Prima che la politica pensi seriamente alla riforma e al superamento del finanziamento pubblico dei partiti, potrebbe intervenire (se le cose prendessero una certa piega) la Corte costituzionale. E’ notizia di oggi, infatti, che il procuratore del Lazio della Corte dei Conti, Raffaele De Dominicis, ha sollevato la questione di legittimità costituzionale di tutte le leggi, a partire dal 1997, che hanno reintrodotto il finanziamento pubblico dei partiti: nessuna di esse, in particolare, avrebbe rispettato l’esito del referendum abrogativo su cui i cittadini si erano pronunciati nel 1993.
E’ stato lo stesso De Dominicis a farlo sapere, mentre comunicava con i giornalisti a proposito della parificazione (molto problematica) del rendiconto della regione Lazio: la questione, in particolare, sarebbe stata sollevata nell’ambito dell’indagine aperta nei confronti dell’ex amministratore-tesoriere della Margherita Luigi Lusi, finito nell’occhio del ciclone nel 2012 per l’uso dei fondi del partito e sottoposto a processo penale per illecite sottrazioni di denaro pubblico.
Il referendum tradito – Il procuratore ricorda la consultazione del 1993, con cui il corpo elettorale “fornì una risposta decisamente negativa in relazione alla persistenza delle erogazioni di contributi statali a beneficio dei partiti politici e dei movimenti e/o gruppi ad essi collegati”: in questo senso, le norme introdotte dal 1997 in poi “sono da ritenersi apertamente elusive e manipolative del risultato referendario, e quindi materialmente ripristinatorie di norme abrogate”.
Basandosi su questa riflessione, per la procura contabile del Lazio “tutte le disposizioni impugnate, a partire dal 1997 e, via via riprodotte nel 1999, nel 2002, nel 2006 e per ultimo nel 2012, hanno ripristinato i privilegi abrogati col referendum del 1993, facendo ricorso ad artifici semantici, come il rimborso al posto del contributo; gli sgravi fiscali al posto di autentici donativi; così alimentando la sfiducia del cittadino e l’ondata disgregante dell’antipolitica”.
In sostanza, per il pm contabile queste differenze di linguaggio non sarebbero differenze sostanziali: in particolare, ciò che oggi la legge chiama “rimborso” somiglia molto di più, per l’entità e per la sua corresponsione (a partire dal 2006) per tutti gli anni del mandato parlamentare, anche quelli non effettuati, a un contributo pubblico. Di più, per De Dominicis sarebbero stati violati il principio di parità e di eguaglianza tra i partiti e dei cittadini che li votano: “La differenziazione degli importi dei rimborsi dopo il primo anno dalle elezioni si configura arbitraria e discriminatoria perché consolida la posizione di vantaggio solo di quei partiti che hanno raggiunto la maggioranza politico-parlamentare”.
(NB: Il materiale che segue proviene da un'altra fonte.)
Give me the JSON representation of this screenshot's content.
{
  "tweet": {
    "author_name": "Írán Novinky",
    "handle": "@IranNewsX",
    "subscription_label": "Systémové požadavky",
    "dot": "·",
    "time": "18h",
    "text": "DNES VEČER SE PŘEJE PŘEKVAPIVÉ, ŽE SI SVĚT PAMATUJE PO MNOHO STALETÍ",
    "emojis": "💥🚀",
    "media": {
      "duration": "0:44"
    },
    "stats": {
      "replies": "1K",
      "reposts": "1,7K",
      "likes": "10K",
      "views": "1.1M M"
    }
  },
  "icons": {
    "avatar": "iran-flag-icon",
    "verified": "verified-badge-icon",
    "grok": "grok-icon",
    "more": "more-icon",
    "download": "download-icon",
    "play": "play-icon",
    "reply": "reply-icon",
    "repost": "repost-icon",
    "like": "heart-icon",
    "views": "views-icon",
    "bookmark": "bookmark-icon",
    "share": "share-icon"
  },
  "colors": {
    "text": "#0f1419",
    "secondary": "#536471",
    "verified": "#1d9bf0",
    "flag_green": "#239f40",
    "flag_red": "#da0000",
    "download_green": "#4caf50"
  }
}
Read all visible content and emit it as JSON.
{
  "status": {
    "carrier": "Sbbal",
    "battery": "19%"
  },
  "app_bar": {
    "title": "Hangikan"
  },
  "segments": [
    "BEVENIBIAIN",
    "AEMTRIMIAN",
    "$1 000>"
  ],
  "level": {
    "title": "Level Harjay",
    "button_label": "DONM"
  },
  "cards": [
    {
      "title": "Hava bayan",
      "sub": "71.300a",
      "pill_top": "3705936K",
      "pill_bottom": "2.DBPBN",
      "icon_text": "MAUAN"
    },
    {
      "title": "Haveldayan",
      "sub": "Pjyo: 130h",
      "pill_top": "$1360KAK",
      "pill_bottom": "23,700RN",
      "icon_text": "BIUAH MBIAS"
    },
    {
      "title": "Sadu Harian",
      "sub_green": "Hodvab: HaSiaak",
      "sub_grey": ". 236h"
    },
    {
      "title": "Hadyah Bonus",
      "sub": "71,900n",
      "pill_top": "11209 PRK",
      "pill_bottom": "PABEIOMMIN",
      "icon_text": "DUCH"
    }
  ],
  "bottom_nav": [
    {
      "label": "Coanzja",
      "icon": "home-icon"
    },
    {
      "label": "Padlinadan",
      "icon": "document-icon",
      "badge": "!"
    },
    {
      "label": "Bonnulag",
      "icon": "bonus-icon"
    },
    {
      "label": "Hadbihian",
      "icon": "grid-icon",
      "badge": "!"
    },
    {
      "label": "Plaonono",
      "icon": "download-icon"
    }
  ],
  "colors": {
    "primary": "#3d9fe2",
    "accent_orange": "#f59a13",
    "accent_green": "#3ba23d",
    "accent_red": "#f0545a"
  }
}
L’intervento della Corte costituzionale, tuttavia, è ancora lontano: sollevata la questione dalla Procura, dovrà essere la Corte dei conti a decidere se rivolgersi o meno alla Consulta e solo in quel caso i giudici costituzionali dovranno pronunciarsi, scegliendo se salvare le norme o la decisione dei cittadini del 1993.